Room 2108, Chemical and Nuclear Enginering Bldg.
For More Information:
Professor Jeffery Klauda
jbklauda@umd.edu

Principles and Engineering of Complex Particles that Interact, Assemble and Self-Propel in Programmed Patterns

Orlin Velev
INVISTA Professor
Department of Chemical and Biomolecular Engineering
North Carolina State University

The design of self-assembling and self-motile particles brings forth a number of fascinating scientific and applied problems. This talk will discuss how external AC fields can assemble asymmetric particles into structures with programmable symmetry and how local field gradients can make complex particles move and perform various functions. Directional polarization interactions drive the assembly of metallodielectric Janus particles into new types of staggered chains and anisotropic crystals. Patchy metallodielectric particles in AC fields form networks and crystals of unusual symmetry by quadrupolar and hexapolar interactions. A new class of permanently bound linear structures was recently field-assembled from binary mixtures of microspheres of opposite charge with strongly attractive interactions. We derive assembly rules for these structures based on the size ratio and number ratio of the two types of particles.
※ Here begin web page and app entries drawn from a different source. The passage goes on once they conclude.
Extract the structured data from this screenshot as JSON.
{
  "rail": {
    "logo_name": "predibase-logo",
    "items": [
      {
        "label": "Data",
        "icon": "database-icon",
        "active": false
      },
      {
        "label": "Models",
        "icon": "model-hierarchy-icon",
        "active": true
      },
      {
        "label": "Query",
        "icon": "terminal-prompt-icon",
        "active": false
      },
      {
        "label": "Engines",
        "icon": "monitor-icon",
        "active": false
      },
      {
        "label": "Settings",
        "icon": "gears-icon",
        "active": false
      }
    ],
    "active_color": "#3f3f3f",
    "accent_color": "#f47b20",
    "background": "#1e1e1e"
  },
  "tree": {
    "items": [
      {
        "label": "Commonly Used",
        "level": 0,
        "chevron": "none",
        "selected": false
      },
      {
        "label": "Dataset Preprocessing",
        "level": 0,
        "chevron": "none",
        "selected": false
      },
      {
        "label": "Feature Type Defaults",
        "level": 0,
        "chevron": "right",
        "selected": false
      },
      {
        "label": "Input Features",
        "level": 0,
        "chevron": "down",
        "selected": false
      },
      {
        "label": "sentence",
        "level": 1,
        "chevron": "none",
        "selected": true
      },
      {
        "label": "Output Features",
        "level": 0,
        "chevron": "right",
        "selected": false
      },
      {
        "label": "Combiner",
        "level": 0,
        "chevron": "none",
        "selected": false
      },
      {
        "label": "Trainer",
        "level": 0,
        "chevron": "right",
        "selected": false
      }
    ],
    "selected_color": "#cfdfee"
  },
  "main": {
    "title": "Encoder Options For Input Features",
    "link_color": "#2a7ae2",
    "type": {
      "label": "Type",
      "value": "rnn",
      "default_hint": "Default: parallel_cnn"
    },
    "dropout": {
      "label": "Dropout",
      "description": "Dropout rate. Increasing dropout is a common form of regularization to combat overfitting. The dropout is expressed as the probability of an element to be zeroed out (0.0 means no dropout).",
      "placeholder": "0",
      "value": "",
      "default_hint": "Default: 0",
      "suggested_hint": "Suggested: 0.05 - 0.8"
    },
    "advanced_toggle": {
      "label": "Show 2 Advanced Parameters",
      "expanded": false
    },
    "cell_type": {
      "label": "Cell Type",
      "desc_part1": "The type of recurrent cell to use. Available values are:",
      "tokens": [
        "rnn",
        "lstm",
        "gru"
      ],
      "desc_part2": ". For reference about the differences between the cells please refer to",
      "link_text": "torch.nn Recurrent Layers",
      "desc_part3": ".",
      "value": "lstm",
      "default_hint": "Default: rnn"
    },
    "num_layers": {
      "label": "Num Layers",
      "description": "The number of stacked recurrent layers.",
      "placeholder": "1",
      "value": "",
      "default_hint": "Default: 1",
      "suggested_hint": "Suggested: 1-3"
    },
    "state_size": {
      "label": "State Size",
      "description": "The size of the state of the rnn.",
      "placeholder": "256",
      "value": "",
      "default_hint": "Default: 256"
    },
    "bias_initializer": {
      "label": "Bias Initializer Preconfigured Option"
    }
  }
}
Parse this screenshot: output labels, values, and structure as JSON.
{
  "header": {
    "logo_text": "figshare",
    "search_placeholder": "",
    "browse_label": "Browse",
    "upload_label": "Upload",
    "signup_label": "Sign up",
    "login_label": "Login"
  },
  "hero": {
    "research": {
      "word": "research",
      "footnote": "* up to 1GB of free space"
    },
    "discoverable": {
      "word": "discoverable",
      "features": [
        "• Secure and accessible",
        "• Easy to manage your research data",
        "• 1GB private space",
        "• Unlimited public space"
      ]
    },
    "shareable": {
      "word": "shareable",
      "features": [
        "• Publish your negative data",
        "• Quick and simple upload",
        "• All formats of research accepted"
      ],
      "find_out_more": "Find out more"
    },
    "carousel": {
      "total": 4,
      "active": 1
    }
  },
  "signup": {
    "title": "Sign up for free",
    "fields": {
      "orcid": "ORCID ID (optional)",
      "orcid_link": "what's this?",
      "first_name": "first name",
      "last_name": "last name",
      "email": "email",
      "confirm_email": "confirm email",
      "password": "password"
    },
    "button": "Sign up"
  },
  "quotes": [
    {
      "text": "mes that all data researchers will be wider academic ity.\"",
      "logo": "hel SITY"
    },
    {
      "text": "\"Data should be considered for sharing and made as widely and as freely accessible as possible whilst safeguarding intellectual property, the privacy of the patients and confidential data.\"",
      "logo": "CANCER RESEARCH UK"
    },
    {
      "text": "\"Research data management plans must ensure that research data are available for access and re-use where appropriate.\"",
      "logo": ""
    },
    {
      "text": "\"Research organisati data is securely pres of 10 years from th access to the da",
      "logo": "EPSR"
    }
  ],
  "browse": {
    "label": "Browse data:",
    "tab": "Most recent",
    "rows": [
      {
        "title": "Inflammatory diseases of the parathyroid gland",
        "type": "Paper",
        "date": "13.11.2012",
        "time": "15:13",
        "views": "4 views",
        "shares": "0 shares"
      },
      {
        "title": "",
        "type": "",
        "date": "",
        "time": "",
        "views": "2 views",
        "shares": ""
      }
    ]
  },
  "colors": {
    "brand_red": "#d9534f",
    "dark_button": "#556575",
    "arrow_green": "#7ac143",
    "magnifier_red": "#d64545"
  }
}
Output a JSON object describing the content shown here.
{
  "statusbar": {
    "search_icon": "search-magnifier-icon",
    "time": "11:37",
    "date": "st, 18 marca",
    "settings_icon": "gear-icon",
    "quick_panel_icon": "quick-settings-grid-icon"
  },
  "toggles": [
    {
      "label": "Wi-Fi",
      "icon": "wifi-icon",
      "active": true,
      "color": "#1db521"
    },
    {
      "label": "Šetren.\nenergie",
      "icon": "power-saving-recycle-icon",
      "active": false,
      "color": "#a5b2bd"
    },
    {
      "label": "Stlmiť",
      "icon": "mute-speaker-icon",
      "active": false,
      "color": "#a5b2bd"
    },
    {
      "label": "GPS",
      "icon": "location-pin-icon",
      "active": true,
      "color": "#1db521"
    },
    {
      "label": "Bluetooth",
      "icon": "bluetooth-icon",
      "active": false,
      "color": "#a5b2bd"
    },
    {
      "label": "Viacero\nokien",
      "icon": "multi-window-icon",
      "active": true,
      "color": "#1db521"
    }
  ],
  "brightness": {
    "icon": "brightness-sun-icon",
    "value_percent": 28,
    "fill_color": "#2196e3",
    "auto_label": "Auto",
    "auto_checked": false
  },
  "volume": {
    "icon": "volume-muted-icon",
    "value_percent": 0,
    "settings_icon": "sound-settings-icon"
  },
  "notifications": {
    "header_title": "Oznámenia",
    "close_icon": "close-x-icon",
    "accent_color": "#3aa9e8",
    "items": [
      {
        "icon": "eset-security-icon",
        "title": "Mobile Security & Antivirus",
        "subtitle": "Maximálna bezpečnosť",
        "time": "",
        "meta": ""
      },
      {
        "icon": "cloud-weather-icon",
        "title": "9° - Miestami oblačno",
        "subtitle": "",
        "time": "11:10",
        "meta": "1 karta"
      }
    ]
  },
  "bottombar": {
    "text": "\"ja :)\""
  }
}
The second part of the talk will cover our progress in designing physical mechanisms of making self-propelling particles, and identifying areas of their practical use. External AC electrical fields can be used as means of providing energy, propelling and steering Janus metallo-dielectric spheres and miniature semiconductor diodes that move, correspondingly, by particle-localized AC and DC electrohydrodynamics. We demonstrate how the diode particles can be steered via the symmetry of the AC field and hypothesize how an additional level of engineering can turn them into self-propelling microdevices. We will also present a new class of gel-based self-propelling particles moving on water surface by Marangoni effect. They are driven by a hydrogel reservoir releasing an ethanol flux that is cyclically disrupted by the bulk flows around the particles. Interpretation of the role of ethanol mass-transfer enabled us to design particles that “dance” in pre-programmed trajectories of translational and rotational steps. Finally, we will discuss how similar self-propelling floaters may serve as a new tool for environmental remediation.